Lukacs overstates his case when he argues that the principle of popular sovereignty is now universal. On the Continent, this principle has been severely qualified since the second world war by the growth of judicial review and the greater role of the courts, a response to those very abuses of popular sovereignty under fascism and national socialism whose resurrection Lukacs fears. Even in the United States, a demagogue — if that is what George W. is — can be contained by the Supreme Court and by the other checks and balances put in place by the Founding Fathers.

Lukacs, however, sees little of this. He is a merchant of gloom for whom progress is meaningless and the pursuit of happiness a delusion.

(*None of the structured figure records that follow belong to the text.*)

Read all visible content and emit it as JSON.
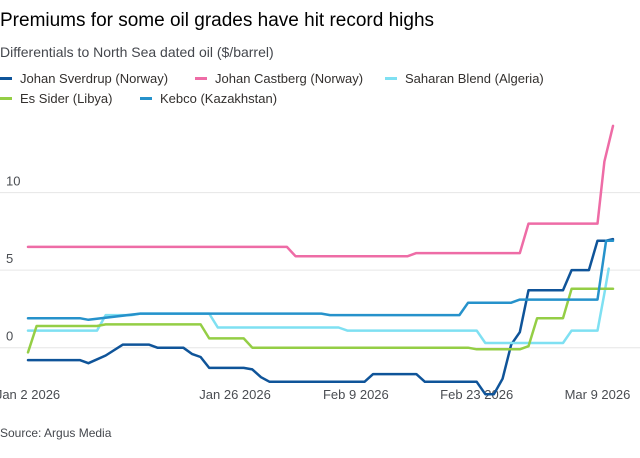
{
  "chart_data": {
    "type": "line",
    "title": "Premiums for some oil grades have hit record highs",
    "subtitle": "Differentials to North Sea dated oil ($/barrel)",
    "source": "Source: Argus Media",
    "ylim": [
      -3.5,
      15
    ],
    "xlim": [
      0,
      70
    ],
    "yticks": [
      {
        "value": 0,
        "label": "0"
      },
      {
        "value": 5,
        "label": "5"
      },
      {
        "value": 10,
        "label": "10"
      }
    ],
    "xticks": [
      {
        "value": 0,
        "label": "Jan 2 2026"
      },
      {
        "value": 24,
        "label": "Jan 26 2026"
      },
      {
        "value": 38,
        "label": "Feb 9 2026"
      },
      {
        "value": 52,
        "label": "Feb 23 2026"
      },
      {
        "value": 66,
        "label": "Mar 9 2026"
      }
    ],
    "grid": true,
    "legend_position": "top",
    "series": [
      {
        "name": "Johan Sverdrup (Norway)",
        "color": "#0f5499",
        "points": [
          [
            0,
            -0.8
          ],
          [
            6,
            -0.8
          ],
          [
            7,
            -1.0
          ],
          [
            9,
            -0.5
          ],
          [
            11,
            0.2
          ],
          [
            14,
            0.2
          ],
          [
            15,
            0.0
          ],
          [
            18,
            0.0
          ],
          [
            19,
            -0.4
          ],
          [
            20,
            -0.6
          ],
          [
            21,
            -1.3
          ],
          [
            25,
            -1.3
          ],
          [
            26,
            -1.4
          ],
          [
            27,
            -1.9
          ],
          [
            28,
            -2.2
          ],
          [
            39,
            -2.2
          ],
          [
            40,
            -1.7
          ],
          [
            45,
            -1.7
          ],
          [
            46,
            -2.2
          ],
          [
            52,
            -2.2
          ],
          [
            53,
            -3.0
          ],
          [
            54,
            -3.0
          ],
          [
            55,
            -2.0
          ],
          [
            56,
            0.2
          ],
          [
            57,
            1.0
          ],
          [
            58,
            3.7
          ],
          [
            62,
            3.7
          ],
          [
            63,
            5.0
          ],
          [
            64,
            5.0
          ],
          [
            65,
            5.0
          ],
          [
            66,
            6.9
          ],
          [
            67,
            6.9
          ],
          [
            67.8,
            7.0
          ]
        ]
      },
      {
        "name": "Johan Castberg (Norway)",
        "color": "#ee6ca6",
        "points": [
          [
            0,
            6.5
          ],
          [
            30,
            6.5
          ],
          [
            31,
            5.9
          ],
          [
            44,
            5.9
          ],
          [
            45,
            6.1
          ],
          [
            57,
            6.1
          ],
          [
            58,
            8.0
          ],
          [
            66,
            8.0
          ],
          [
            66.8,
            12.0
          ],
          [
            67.8,
            14.3
          ]
        ]
      },
      {
        "name": "Saharan Blend (Algeria)",
        "color": "#7fe0f2",
        "points": [
          [
            0,
            1.1
          ],
          [
            8,
            1.1
          ],
          [
            9,
            2.1
          ],
          [
            12,
            2.1
          ],
          [
            13,
            2.2
          ],
          [
            21,
            2.2
          ],
          [
            22,
            1.3
          ],
          [
            36,
            1.3
          ],
          [
            37,
            1.1
          ],
          [
            52,
            1.1
          ],
          [
            53,
            0.3
          ],
          [
            62,
            0.3
          ],
          [
            63,
            1.1
          ],
          [
            66,
            1.1
          ],
          [
            66.8,
            3.5
          ],
          [
            67.3,
            5.1
          ]
        ]
      },
      {
        "name": "Es Sider (Libya)",
        "color": "#94ce45",
        "points": [
          [
            0,
            -0.3
          ],
          [
            1,
            1.4
          ],
          [
            8,
            1.4
          ],
          [
            9,
            1.5
          ],
          [
            20,
            1.5
          ],
          [
            21,
            0.6
          ],
          [
            25,
            0.6
          ],
          [
            26,
            0.0
          ],
          [
            51,
            0.0
          ],
          [
            52,
            -0.1
          ],
          [
            57,
            -0.1
          ],
          [
            58,
            0.1
          ],
          [
            59,
            1.9
          ],
          [
            62,
            1.9
          ],
          [
            63,
            3.8
          ],
          [
            66,
            3.8
          ],
          [
            67.8,
            3.8
          ]
        ]
      },
      {
        "name": "Kebco (Kazakhstan)",
        "color": "#2692cb",
        "points": [
          [
            0,
            1.9
          ],
          [
            6,
            1.9
          ],
          [
            7,
            1.8
          ],
          [
            13,
            2.2
          ],
          [
            34,
            2.2
          ],
          [
            35,
            2.1
          ],
          [
            50,
            2.1
          ],
          [
            51,
            2.9
          ],
          [
            56,
            2.9
          ],
          [
            57,
            3.1
          ],
          [
            66,
            3.1
          ],
          [
            67,
            6.9
          ],
          [
            67.8,
            6.9
          ]
        ]
      }
    ]
  },
  "legend": {
    "items": [
      {
        "label": "Johan Sverdrup (Norway)",
        "color": "#0f5499"
      },
      {
        "label": "Johan Castberg (Norway)",
        "color": "#ee6ca6"
      },
      {
        "label": "Saharan Blend (Algeria)",
        "color": "#7fe0f2"
      },
      {
        "label": "Es Sider (Libya)",
        "color": "#94ce45"
      },
      {
        "label": "Kebco (Kazakhstan)",
        "color": "#2692cb"
      }
    ]
  }
}
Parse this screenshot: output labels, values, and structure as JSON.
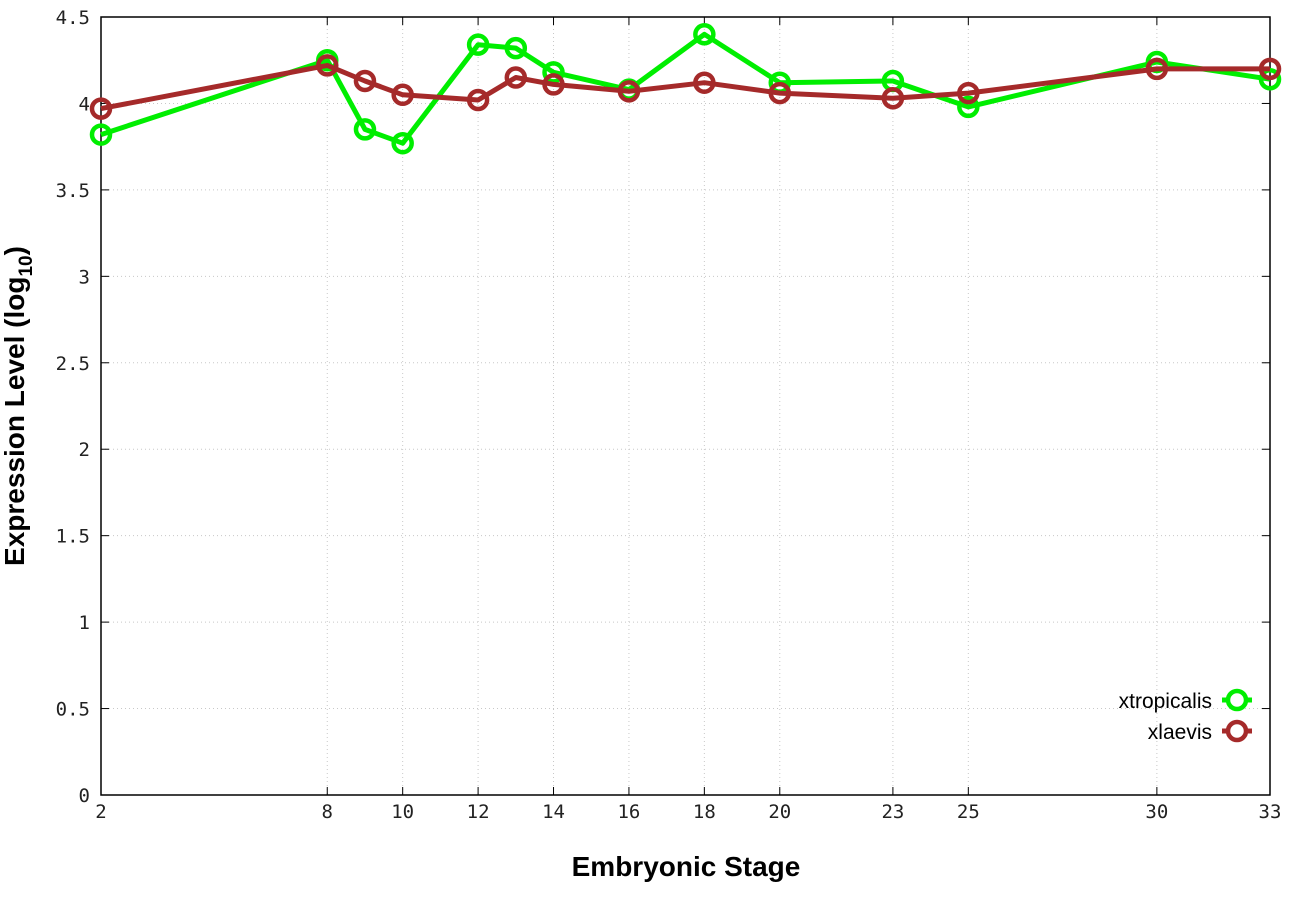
{
  "chart_data": {
    "type": "line",
    "xlabel": "Embryonic Stage",
    "ylabel_main": "Expression Level (log",
    "ylabel_sub": "10",
    "ylabel_close": ")",
    "xlim": [
      2,
      33
    ],
    "ylim": [
      0,
      4.5
    ],
    "xticks": [
      2,
      8,
      10,
      12,
      14,
      16,
      18,
      20,
      23,
      25,
      30,
      33
    ],
    "yticks": [
      0,
      0.5,
      1,
      1.5,
      2,
      2.5,
      3,
      3.5,
      4,
      4.5
    ],
    "ytick_labels": [
      "0",
      "0.5",
      "1",
      "1.5",
      "2",
      "2.5",
      "3",
      "3.5",
      "4",
      "4.5"
    ],
    "grid": true,
    "legend_position": "bottom-right",
    "x": [
      2,
      8,
      9,
      10,
      12,
      13,
      14,
      16,
      18,
      20,
      23,
      25,
      30,
      33
    ],
    "series": [
      {
        "name": "xtropicalis",
        "color": "#00ee00",
        "values": [
          3.82,
          4.25,
          3.85,
          3.77,
          4.34,
          4.32,
          4.18,
          4.08,
          4.4,
          4.12,
          4.13,
          3.98,
          4.24,
          4.14
        ]
      },
      {
        "name": "xlaevis",
        "color": "#a52a2a",
        "values": [
          3.97,
          4.22,
          4.13,
          4.05,
          4.02,
          4.15,
          4.11,
          4.07,
          4.12,
          4.06,
          4.03,
          4.06,
          4.2,
          4.2
        ]
      }
    ]
  }
}
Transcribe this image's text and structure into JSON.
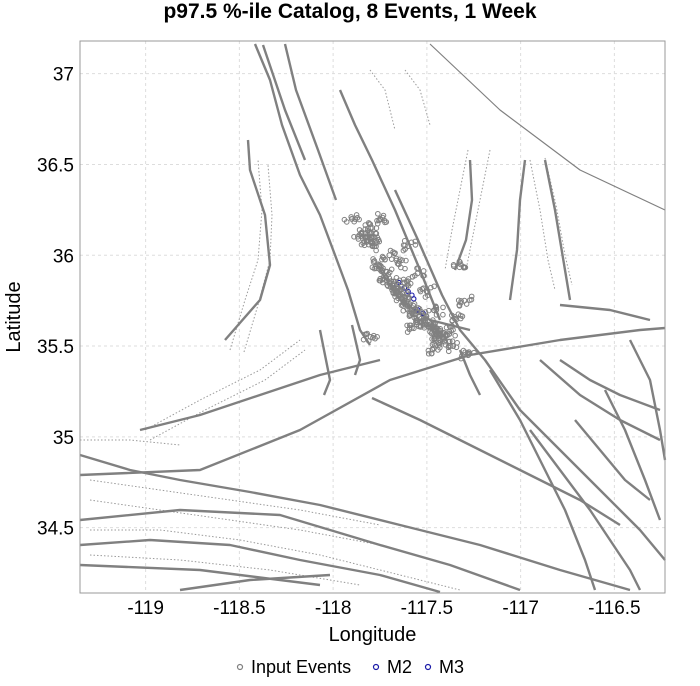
{
  "title": "p97.5 %-ile Catalog, 8 Events, 1 Week",
  "colors": {
    "fault": "#808080",
    "grid": "#dddddd",
    "input": "#808080",
    "m2": "#1a1aa8",
    "m3": "#1a1aa8"
  },
  "chart_data": {
    "type": "scatter",
    "xlabel": "Longitude",
    "ylabel": "Latitude",
    "xlim": [
      -119.35,
      -116.23
    ],
    "ylim": [
      34.14,
      37.18
    ],
    "grid": true,
    "legend_position": "bottom",
    "xticks": [
      -119,
      -118.5,
      -118,
      -117.5,
      -117,
      -116.5
    ],
    "xtick_labels": [
      "-119",
      "-118.5",
      "-118",
      "-117.5",
      "-117",
      "-116.5"
    ],
    "yticks": [
      34.5,
      35,
      35.5,
      36,
      36.5,
      37
    ],
    "ytick_labels": [
      "34.5",
      "35",
      "35.5",
      "36",
      "36.5",
      "37"
    ],
    "series": [
      {
        "name": "Input Events",
        "marker": "hollow-circle",
        "x": [
          -117.85,
          -117.83,
          -117.82,
          -117.8,
          -117.79,
          -117.78,
          -117.76,
          -117.74,
          -117.72,
          -117.7,
          -117.68,
          -117.66,
          -117.64,
          -117.62,
          -117.6,
          -117.58,
          -117.56,
          -117.54,
          -117.52,
          -117.5,
          -117.48,
          -117.46,
          -117.44,
          -117.42,
          -117.4,
          -117.38,
          -117.45,
          -117.55,
          -117.65,
          -117.5,
          -117.35,
          -117.3,
          -117.32,
          -117.6,
          -117.7,
          -117.9,
          -117.75,
          -117.28,
          -117.36,
          -117.44,
          -117.8,
          -117.47,
          -117.58,
          -117.62
        ],
        "y": [
          36.12,
          36.1,
          36.08,
          36.15,
          36.05,
          36.1,
          35.95,
          35.92,
          35.88,
          35.85,
          35.82,
          35.8,
          35.78,
          35.75,
          35.72,
          35.7,
          35.68,
          35.66,
          35.64,
          35.62,
          35.6,
          35.58,
          35.57,
          35.55,
          35.56,
          35.58,
          35.7,
          35.9,
          35.95,
          35.8,
          35.65,
          35.75,
          35.95,
          36.05,
          36.0,
          36.2,
          36.2,
          35.45,
          35.5,
          35.52,
          35.55,
          35.48,
          35.6,
          35.85
        ]
      },
      {
        "name": "M2",
        "marker": "hollow-circle",
        "x": [
          -117.65,
          -117.62,
          -117.58,
          -117.55
        ],
        "y": [
          35.85,
          35.82,
          35.78,
          35.7
        ]
      },
      {
        "name": "M3",
        "marker": "hollow-circle",
        "x": [
          -117.6,
          -117.57,
          -117.52,
          -117.66
        ],
        "y": [
          35.8,
          35.76,
          35.68,
          35.84
        ]
      }
    ]
  },
  "legend": [
    {
      "label": "Input Events",
      "color": "#808080"
    },
    {
      "label": "M2",
      "color": "#1a1aa8"
    },
    {
      "label": "M3",
      "color": "#1a1aa8"
    }
  ]
}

Yet if those living in the bourgeois 19th century which Lukacs so much admires could have known what their descendants would achieve — the conquest of disease and, in advanced societies, of mass poverty — they would have been incredulous with delight. In addition, communism is now dead and dictatorship in retreat, partly as a result of the activities of those very populist demagogues whom Lukacs so deplores: Ronald Reagan and George W.

Lukacs is a stimulating writer, but Democracy and Populism is less a work of history than a collection of pessimistic reflections on the 19th and 20th centuries, designed to persuade us to return to ancient verities. Instead of increasing our understanding of the past, it moralises about it in the light of the present. Yet knowledge of the past cannot of itself provide us with morality; indeed, there may well be some degree of conflict between genuinely historical thinking and the spirit of revealed religion, whose message is that human nature, at bottom, does not change.

It is worth remembering, however, that history is a capricious mistress. She often, it is true, spurns the advances of secular prophets, but she has even less time for harbingers of doom. Perhaps it is the disenchanted reformers, idealists without illusions, who have the best chance of gaining her favours.